Craft Commerce supports the use of a single tax engine for determining how taxes are applied throughout the system.

The included tax engine lets you choose exactly which parts of the first-party tax system you’d like to use. This doesn’t just apply to calculation, but if and how you rely on the categories, zones, and rates used to calculate adjustments. The tax engine also specifies what parts of the included control panel tax UI—if any—are available to the store manager:

See the Tax page to understand how Commerce uses tax categories, zones, and rates.

You can also add your own navigation items and views to the tax section.

# Tax Engine Class

The term “tax engine” refers to a relatively straightforward class that implements TaxEngineInterface (opens new window), like Commerce does in its Tax (opens new window) class.
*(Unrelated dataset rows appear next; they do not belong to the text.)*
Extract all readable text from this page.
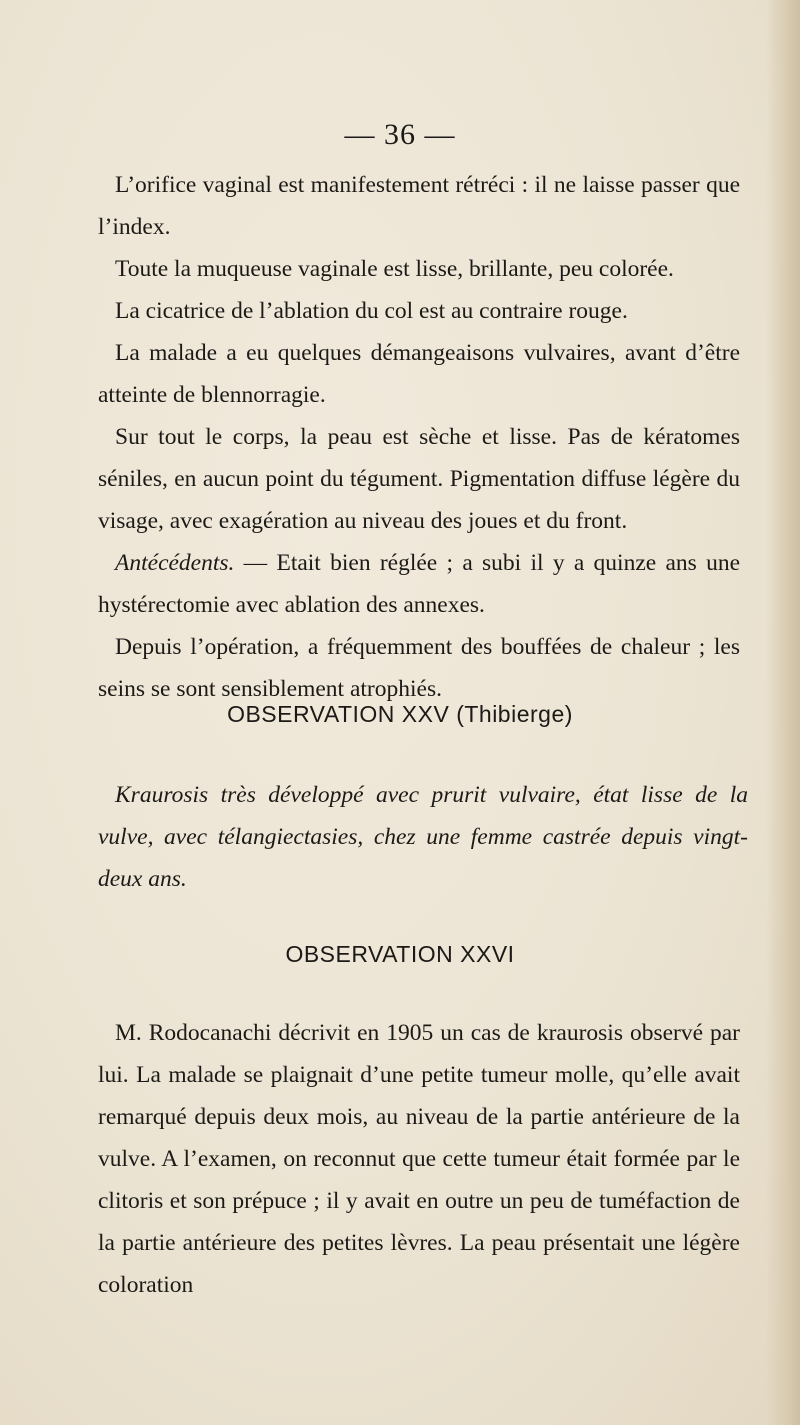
— 36 —

L’orifice vaginal est manifestement rétréci : il ne laisse passer que l’index.

Toute la muqueuse vaginale est lisse, brillante, peu colorée.

La cicatrice de l’ablation du col est au contraire rouge.

La malade a eu quelques démangeaisons vulvaires, avant d’être atteinte de blennorragie.

Sur tout le corps, la peau est sèche et lisse. Pas de kératomes séniles, en aucun point du tégument. Pigmentation diffuse légère du visage, avec exagération au niveau des joues et du front.

Antécédents. — Etait bien réglée ; a subi il y a quinze ans une hystérectomie avec ablation des annexes.

Depuis l’opération, a fréquemment des bouffées de chaleur ; les seins se sont sensiblement atrophiés.

OBSERVATION XXV (Thibierge)

Kraurosis très développé avec prurit vulvaire, état lisse de la vulve, avec télangiectasies, chez une femme castrée depuis vingt-deux ans.

OBSERVATION XXVI

M. Rodocanachi décrivit en 1905 un cas de kraurosis observé par lui. La malade se plaignait d’une petite tumeur molle, qu’elle avait remarqué depuis deux mois, au niveau de la partie antérieure de la vulve. A l’examen, on reconnut que cette tumeur était formée par le clitoris et son prépuce ; il y avait en outre un peu de tuméfaction de la partie antérieure des petites lèvres. La peau présentait une légère coloration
It does two important things:

  1. Returns the class name for the Adjuster that should be used for calculating tax, where you have the option of replacing the one that ships with Commerce (opens new window).
  2. Uses a series of simple methods to toggle and customize parts of the control panel tax UI.

By default, categories, zones, and rates may each be created, edited, and deleted by the store manager.

Let’s use tax categories as an example to demonstrate how TaxEngineInterface methods can determine what’s available to the store manager:

  • You’ll return true or false for viewTaxCategories(), createTaxCategories(), and editTaxCategories() to toggle what UI is available in the control panel.
  • You can provide additional taxCategoryActionHtml() to insert buttons that appear alongside + New tax rate in the screenshot above.
  • You can use cpTaxNavSubItems() to provide additional subnavigation—or your own set of items if you’ve disabled the default Commerce tax navigation—where you see Tax Rates, Tax Categories, and Tax Zones in the screenshot above.

# Example

The TaxJar plugin (opens new window) provides its own tax engine.

TaxJar is a third-party service for managing sales tax compliance. It provides its own separate control panel for managing zones and rates in its system along with accounting-centric categories of taxable products.

To work seamlessly with line item tax categories in Craft Commerce, the TaxJar plugin syncs its tax categories into the Craft site. This way, tax categories can be assigned to line items as they normally would even though the categories themselves may be managed in an outside system.

The TaxJar TaxEngineInterface implementation (opens new window) does the following:

  • Registers an Adjuster that adds a sandbox mode (toggled in plugin settings) and returns an OrderAdjustment using data from the TaxJar API.
  • Disables creating and deleting tax categories, allowing them to be viewed and edited.
  • Adds a button for syncing TaxJar categories.
  • Disables all views for tax zones and rates that are managed elsewhere.

The TaxJar plugin is an example of a tax engine that integrates with a third-party API, but you might also register your own tax engine to...

  • Disable tax UI that might be confusing or irrelevant for store managers.
  • Provide your own adjustment logic for something like zones, where you don’t want or need store managers to manage them in the control panel.

If you would like to make changes to the tax system that involve control panel UI or more comprehensive control, providing your own tax engine is the way to go. If your changes are limited to minor aspects of tax calculation only, it may be best to simply register your own tax Adjuster instead.

If you’re writing a tax adjuster, create line-item adjustments wherever possible rather than broader order-level adjustments. The increased contextual precision will most likely help dealing with adjustments, calculation, and accounting in the future.